Measurement discipline for LLM systems

Most AI portfolios ship a working demo and stop. Few ship the measurement system. You cannot iterate on what you cannot grade, and you cannot grade reliably with a single lens. This is a three-lens evaluation harness — deterministic code checks, model-as-judge, and human grading — with a side-by-side prompt comparison flow that answers the only question that matters when you change a prompt: did this actually make things better, or did I just convince myself it did? Source on GitHub.

Source on GitHub →Read the tutorial

The side-by-side prompt comparison view: per-lens score deltas, per-test-case winners, and an overall verdict for two prompt variants run against the same dataset

The comparison tab after a live run: per-lens score deltas, per-test-case winners, and an overall verdict. Two more tabs cover dataset bootstrapping and single-prompt runs.

The three lenses

Each test case is graded by every enabled lens, and scores aggregate per lens across the dataset. The lenses disagree often, which is exactly when measurement pays off.

Code. Deterministic checks — length bounds, keyword presence and absence, regex match, JSON / Python / regex validity, sentence count, expected-value match. Fast, free, exact. Catches format and structure regressions; blind to meaning.
Model-as-judge. A separate LLM scores relevance and faithfulness against a per-dataset rubric. Default claude-sonnet-4-6; swappable behind a protocol. Catches semantic problems the code checks cannot, at the cost of an extra API call and some non-determinism.
Human. Interactive 1–5 rating in the CLI. Auto-skips off-TTY or when SKIP_HUMAN_EVAL=1. This is the ground truth the other two only approximate.

Side-by-side prompt comparison

The headline feature. Pick a dataset; supply two prompt variants; the harness runs both against every test case and surfaces the difference at three resolutions: per-lens aggregate deltas at the top, per-test-case winners in the middle, and a per-row drill-down that exposes the three lens verdicts side-by-side for both prompts. Available on the CLI (evals compare) and in the Gradio UI.

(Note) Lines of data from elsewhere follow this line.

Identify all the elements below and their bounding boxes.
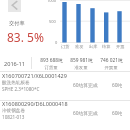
- button[interactable]: 893 688吨: [36, 57, 66, 70]
- staticText: X160800290/D6L0000418: [2, 100, 68, 107]
- staticText: SPHE 2.3*1080*C: [2, 86, 40, 92]
- staticText: 准发量: [74, 65, 88, 70]
- staticText: 结算: [102, 44, 111, 49]
- button[interactable]: X160800290/D6L0000418: [0, 100, 130, 128]
- staticText: 60结算完成: [73, 110, 98, 117]
- staticText: 60结算完成: [73, 82, 98, 89]
- staticText: 859 981吨: [70, 57, 93, 64]
- button[interactable]: X160700721/X6L0001429: [0, 72, 130, 100]
- staticText: 60吨: [112, 82, 123, 89]
- staticText: 10821-013: [2, 114, 25, 120]
- button[interactable]: 746 021吨: [96, 57, 126, 70]
- staticText: 开票: [116, 44, 125, 49]
- button[interactable]: 859 981吨: [66, 57, 96, 70]
- staticText: 2016-11: [4, 60, 25, 68]
- staticText: 订货: [61, 44, 70, 49]
- button[interactable]: 交付率: [0, 17, 46, 45]
- staticText: 500: [49, 19, 56, 24]
- staticText: 893 688吨: [40, 57, 63, 64]
- staticText: X160700721/X6L0001429: [2, 72, 67, 79]
- staticText: 交付率: [9, 20, 25, 27]
- staticText: 746 021吨: [100, 57, 123, 64]
- staticText: 订货量: [44, 65, 58, 70]
- staticText: 准发: [75, 44, 84, 49]
- staticText: 83. 5%: [7, 29, 44, 45]
- staticText: 冷镀钢盘卷: [2, 108, 25, 114]
- staticText: 60吨: [112, 110, 123, 117]
- staticText: 开票量: [104, 65, 118, 70]
- staticText: 1000: [47, 0, 57, 3]
- staticText: 0: [55, 40, 58, 45]
- staticText: 酸洗热轧板卷: [2, 80, 30, 86]
- button[interactable]: Back: [8, 0, 21, 12]
- staticText: 出库: [89, 44, 98, 49]
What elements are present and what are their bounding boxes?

Three tabs surface the framework's features in a recognizable LLM-demo shape: side-by-side comparison, dataset bootstrapping (LLM-generated test cases from a plain-language description), and a single-prompt eval run.

Tech stack

Python 3.11+ with the official Anthropic SDK for the model-as-judge lens and the bootstrapping flow
Gradio for the browser UI; three tabs over the same library functions that power the CLI
Five CLI commands — run, compare, bootstrap, describe, ui
Three example datasets shipped with two prompt variants each, so the side-by-side flow works on a fresh clone: sentiment classification, JSON extraction, and summarization quality
uv for packaging; ruff + pyright + pytest in development
CI on every PR (lint, format, type-check, tests) across Python 3.11 and 3.12; the suite mocks the Anthropic API and never hits the network

What I would change for production

This is a reference implementation. The lenses and the comparison flow are the durable ideas; the surrounding infrastructure is intentionally minimal. The next migrations, in rough priority order:

Result persistence. JSON-on-disk works for a demo and fails for a team. The first move is a database-backed run history keyed by dataset, prompt, and model version.
Longitudinal tracking. The most valuable thing persistence unlocks is charting score drift across model versions and prompt iterations. A one-shot verdict tells you A beat B today; a trend line tells you whether your eval set is still measuring what you think.
Multi-judge runs. A single judge is a single point of bias. The judge is already swappable behind a protocol; production fans out across several judges and reports agreement.
Statistical significance. With five test cases, a "win" is mostly noise. Real use needs confidence intervals and a minimum-detectable-effect calculation so a 0.02 delta isn't reported as a victory.
Cost tracking. Token spend per run is invisible right now. A judge-heavy comparison over a large dataset gets expensive fast.
Experiment-tracking integration. Teams that already live in Weights & Biases or MLflow will want eval runs to land there alongside training metrics. The clean version is an adapter layer.
Streaming UI for large eval sets. The batch UI is fine for tens of cases and gets unwieldy for thousands. The progress hook is in the runner; the UI doesn't lean on it yet.

The RAG demo applies this three-lens pattern to a complete Retrieval Augmented Generation system — same framework, applied not standalone.
Mature commercial alternatives — Promptfoo, LangSmith Evaluations, Braintrust, Inspect AI. If you need this in production today, look at them. This repo is a clear, hackable reference of the pattern, not a competitor to those products.

Run it yourself

Clone, sync deps with uv sync, set ANTHROPIC_API_KEY, and run uv run evals compare on one of the shipped examples to see the side-by-side flow in under five minutes. Prefer a browser? uv run evals ui opens the same flow as a local web app. Full walkthrough in the tutorial.